It is my understanding that the (legitimate) purpose for a staging server is for testing the deployment process, rather than your code's acceptance or function. However, I almost never find people who share this understanding, with the most common alternative being that a staging server is synonymous with a UAT server. Googling for an answer, I've found staging servers defined as
- UAT servers
- QA servers
- integration servers
- content servers
Quite possibly the worst definition I've found is on Wikipedia, which I'll quote here due to the ephemeral nature of content there, and the fact that someone reading this question might go fix Wikipedia and make any link I give to it become a counter-example instead of an example of what I'm talking about:
Staging site, in website design, is a website used to assemble, test and review its newer versions before it is moved into production. This phase follows the development phase. The staging phase of the software life-cycle is often tested on hardware that mirrors hardware used in the production environment. The staging site is often different from the development site, and provides a QA zone that is separate from the development or production environments.
Normally before deploying an updated version of software to the production environment, the update has been tested in the staging environment. The staging server will resemble the production environment where the clients can do the user acceptance testing activities.
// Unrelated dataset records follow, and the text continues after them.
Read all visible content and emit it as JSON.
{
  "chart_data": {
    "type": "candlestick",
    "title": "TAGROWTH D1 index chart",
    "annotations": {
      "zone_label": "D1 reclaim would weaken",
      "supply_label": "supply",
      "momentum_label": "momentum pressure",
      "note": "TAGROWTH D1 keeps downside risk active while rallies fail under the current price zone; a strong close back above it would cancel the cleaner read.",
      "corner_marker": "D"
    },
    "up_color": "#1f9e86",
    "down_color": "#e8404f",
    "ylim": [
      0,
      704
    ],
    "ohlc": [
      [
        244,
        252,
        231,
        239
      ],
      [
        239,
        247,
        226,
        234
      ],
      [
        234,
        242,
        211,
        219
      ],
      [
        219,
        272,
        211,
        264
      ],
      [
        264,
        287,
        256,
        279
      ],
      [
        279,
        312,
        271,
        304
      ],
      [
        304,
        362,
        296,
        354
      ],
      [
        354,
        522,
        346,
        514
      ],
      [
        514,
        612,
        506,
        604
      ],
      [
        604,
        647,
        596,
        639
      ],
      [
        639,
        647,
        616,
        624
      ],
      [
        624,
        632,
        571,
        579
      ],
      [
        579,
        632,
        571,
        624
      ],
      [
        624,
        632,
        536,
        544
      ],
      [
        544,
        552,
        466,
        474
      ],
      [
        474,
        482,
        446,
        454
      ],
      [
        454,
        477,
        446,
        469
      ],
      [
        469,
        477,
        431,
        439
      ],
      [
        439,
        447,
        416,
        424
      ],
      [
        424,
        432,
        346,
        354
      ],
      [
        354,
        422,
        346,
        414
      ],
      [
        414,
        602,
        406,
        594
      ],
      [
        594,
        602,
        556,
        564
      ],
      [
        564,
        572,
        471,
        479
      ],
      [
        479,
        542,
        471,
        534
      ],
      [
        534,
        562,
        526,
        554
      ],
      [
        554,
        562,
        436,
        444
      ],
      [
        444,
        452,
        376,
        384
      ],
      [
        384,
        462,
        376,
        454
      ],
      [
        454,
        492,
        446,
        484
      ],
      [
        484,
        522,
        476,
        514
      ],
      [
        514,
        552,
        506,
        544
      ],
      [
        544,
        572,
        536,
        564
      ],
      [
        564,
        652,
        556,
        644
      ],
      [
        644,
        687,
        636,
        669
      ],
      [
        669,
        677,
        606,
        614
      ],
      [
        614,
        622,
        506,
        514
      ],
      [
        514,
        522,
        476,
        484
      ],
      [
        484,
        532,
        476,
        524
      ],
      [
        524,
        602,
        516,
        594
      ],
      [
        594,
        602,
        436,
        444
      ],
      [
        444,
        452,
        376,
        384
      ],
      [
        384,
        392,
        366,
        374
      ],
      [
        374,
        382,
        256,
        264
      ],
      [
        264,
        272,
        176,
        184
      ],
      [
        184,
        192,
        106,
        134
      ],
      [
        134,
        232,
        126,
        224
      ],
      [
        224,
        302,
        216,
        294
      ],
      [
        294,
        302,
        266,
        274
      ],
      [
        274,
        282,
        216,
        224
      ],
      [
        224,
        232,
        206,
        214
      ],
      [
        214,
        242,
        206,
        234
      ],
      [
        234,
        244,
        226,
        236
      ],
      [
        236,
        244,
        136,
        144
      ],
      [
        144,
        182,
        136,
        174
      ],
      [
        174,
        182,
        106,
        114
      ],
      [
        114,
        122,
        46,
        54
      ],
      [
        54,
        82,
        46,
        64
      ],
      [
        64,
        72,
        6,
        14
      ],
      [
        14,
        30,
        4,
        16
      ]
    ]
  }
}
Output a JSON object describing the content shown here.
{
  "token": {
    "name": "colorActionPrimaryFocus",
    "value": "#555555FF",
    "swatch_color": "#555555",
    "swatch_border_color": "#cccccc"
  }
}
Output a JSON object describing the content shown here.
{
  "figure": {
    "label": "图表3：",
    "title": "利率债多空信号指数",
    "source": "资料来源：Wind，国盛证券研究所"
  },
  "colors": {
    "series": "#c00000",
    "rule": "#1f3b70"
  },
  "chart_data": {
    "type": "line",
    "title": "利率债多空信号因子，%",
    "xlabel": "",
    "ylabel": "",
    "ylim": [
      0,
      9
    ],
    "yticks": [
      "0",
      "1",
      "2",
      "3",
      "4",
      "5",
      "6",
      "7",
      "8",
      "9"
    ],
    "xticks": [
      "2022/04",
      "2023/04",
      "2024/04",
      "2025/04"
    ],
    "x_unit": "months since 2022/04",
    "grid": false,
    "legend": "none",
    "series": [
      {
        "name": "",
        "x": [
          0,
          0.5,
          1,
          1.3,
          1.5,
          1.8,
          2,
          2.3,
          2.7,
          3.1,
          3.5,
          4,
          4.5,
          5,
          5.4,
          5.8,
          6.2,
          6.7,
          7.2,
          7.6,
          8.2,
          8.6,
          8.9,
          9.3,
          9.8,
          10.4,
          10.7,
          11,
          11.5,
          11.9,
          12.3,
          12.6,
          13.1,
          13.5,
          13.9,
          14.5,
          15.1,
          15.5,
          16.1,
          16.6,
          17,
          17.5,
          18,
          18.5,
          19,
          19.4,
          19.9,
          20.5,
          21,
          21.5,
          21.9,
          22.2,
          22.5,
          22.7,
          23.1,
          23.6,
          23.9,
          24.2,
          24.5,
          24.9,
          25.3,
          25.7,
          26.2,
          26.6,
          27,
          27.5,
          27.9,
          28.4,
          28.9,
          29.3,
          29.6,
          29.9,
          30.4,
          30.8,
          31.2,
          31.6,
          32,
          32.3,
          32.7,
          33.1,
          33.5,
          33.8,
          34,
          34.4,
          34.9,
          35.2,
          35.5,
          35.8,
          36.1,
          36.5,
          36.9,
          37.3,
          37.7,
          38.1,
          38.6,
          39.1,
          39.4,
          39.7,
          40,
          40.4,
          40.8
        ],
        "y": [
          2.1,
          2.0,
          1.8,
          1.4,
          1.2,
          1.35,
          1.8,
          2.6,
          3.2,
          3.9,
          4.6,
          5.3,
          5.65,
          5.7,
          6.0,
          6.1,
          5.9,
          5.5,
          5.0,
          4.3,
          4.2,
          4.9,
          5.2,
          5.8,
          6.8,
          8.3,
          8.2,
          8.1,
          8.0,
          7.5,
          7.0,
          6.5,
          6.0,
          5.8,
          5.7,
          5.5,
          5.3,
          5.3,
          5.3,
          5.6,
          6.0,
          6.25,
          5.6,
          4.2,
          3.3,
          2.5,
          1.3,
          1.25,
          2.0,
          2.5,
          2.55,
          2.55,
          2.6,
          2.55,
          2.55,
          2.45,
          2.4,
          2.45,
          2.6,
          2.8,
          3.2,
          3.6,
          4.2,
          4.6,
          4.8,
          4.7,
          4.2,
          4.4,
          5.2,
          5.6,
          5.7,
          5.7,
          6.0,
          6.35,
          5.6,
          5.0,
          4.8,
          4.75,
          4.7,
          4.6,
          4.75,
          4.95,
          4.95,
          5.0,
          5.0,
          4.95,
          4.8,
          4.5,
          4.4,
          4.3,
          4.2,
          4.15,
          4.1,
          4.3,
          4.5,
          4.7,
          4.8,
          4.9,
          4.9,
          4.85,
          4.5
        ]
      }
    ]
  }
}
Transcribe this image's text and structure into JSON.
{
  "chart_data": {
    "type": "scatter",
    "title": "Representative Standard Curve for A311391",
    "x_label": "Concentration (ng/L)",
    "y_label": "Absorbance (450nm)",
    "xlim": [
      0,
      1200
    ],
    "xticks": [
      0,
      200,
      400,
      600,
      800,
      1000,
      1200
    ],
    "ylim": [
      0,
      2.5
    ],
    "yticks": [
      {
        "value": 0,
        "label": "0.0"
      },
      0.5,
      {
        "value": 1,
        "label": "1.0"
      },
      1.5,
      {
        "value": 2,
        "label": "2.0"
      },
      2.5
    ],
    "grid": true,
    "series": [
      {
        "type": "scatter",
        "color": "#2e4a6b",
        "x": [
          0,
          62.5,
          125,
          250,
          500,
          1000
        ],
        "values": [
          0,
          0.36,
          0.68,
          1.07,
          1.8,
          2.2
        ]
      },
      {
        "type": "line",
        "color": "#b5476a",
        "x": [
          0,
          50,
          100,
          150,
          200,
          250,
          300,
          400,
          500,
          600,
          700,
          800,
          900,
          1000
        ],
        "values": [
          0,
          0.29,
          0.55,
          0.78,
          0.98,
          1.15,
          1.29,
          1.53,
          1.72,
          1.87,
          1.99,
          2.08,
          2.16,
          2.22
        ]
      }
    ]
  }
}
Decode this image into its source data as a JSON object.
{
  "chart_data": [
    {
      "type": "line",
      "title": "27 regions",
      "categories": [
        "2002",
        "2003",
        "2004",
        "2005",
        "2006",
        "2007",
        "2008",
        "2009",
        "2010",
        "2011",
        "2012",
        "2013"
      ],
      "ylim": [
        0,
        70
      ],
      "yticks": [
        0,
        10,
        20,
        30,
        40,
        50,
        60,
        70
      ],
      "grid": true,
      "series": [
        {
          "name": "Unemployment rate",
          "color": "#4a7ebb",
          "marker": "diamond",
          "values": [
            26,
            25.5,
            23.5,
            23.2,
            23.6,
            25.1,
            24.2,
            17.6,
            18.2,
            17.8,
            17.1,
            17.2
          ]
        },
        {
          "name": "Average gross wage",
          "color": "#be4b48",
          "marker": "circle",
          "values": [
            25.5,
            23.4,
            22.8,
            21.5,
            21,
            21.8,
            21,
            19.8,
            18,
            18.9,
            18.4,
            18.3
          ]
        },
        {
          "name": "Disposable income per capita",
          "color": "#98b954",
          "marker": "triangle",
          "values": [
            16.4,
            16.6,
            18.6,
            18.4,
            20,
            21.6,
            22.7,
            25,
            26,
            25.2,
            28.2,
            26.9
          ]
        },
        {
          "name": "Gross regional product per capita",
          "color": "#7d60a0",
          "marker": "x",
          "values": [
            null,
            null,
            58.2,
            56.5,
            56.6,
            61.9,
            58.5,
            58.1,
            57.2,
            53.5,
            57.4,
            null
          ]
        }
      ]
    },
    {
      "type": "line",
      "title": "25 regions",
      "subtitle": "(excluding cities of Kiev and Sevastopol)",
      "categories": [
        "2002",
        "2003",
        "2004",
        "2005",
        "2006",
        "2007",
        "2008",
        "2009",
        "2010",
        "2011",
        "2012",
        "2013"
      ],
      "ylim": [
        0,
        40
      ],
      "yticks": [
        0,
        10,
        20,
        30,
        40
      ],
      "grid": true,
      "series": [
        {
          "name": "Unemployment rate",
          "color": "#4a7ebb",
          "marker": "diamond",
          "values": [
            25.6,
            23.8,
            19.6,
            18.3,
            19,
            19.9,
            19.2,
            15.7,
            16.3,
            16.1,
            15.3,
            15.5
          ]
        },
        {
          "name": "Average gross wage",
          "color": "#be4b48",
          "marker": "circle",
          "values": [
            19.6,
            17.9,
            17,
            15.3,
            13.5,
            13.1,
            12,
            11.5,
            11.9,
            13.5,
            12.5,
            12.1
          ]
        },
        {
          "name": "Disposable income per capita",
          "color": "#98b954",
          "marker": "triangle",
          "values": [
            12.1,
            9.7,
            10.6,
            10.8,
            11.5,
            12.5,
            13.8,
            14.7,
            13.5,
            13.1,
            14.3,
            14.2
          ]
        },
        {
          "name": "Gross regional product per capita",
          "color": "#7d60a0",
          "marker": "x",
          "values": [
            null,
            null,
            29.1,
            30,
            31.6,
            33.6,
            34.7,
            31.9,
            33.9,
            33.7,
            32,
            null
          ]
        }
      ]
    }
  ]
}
Tests on Staging server/site should be passed before deployment of system on live server, i.e. production environment.
I'd like to demonstrate to my co-workers that (among those in the know) staging is different from UAT and QA etc. Is there some canonical definition, such as in a book where the term was first defined? Obviously all these secondary sources I've found seem to be a reflection of common usage, but I think that common usage is mostly shaped by people who are more interested in throwing around buzzwords than in making careful distinctions and using words precisely.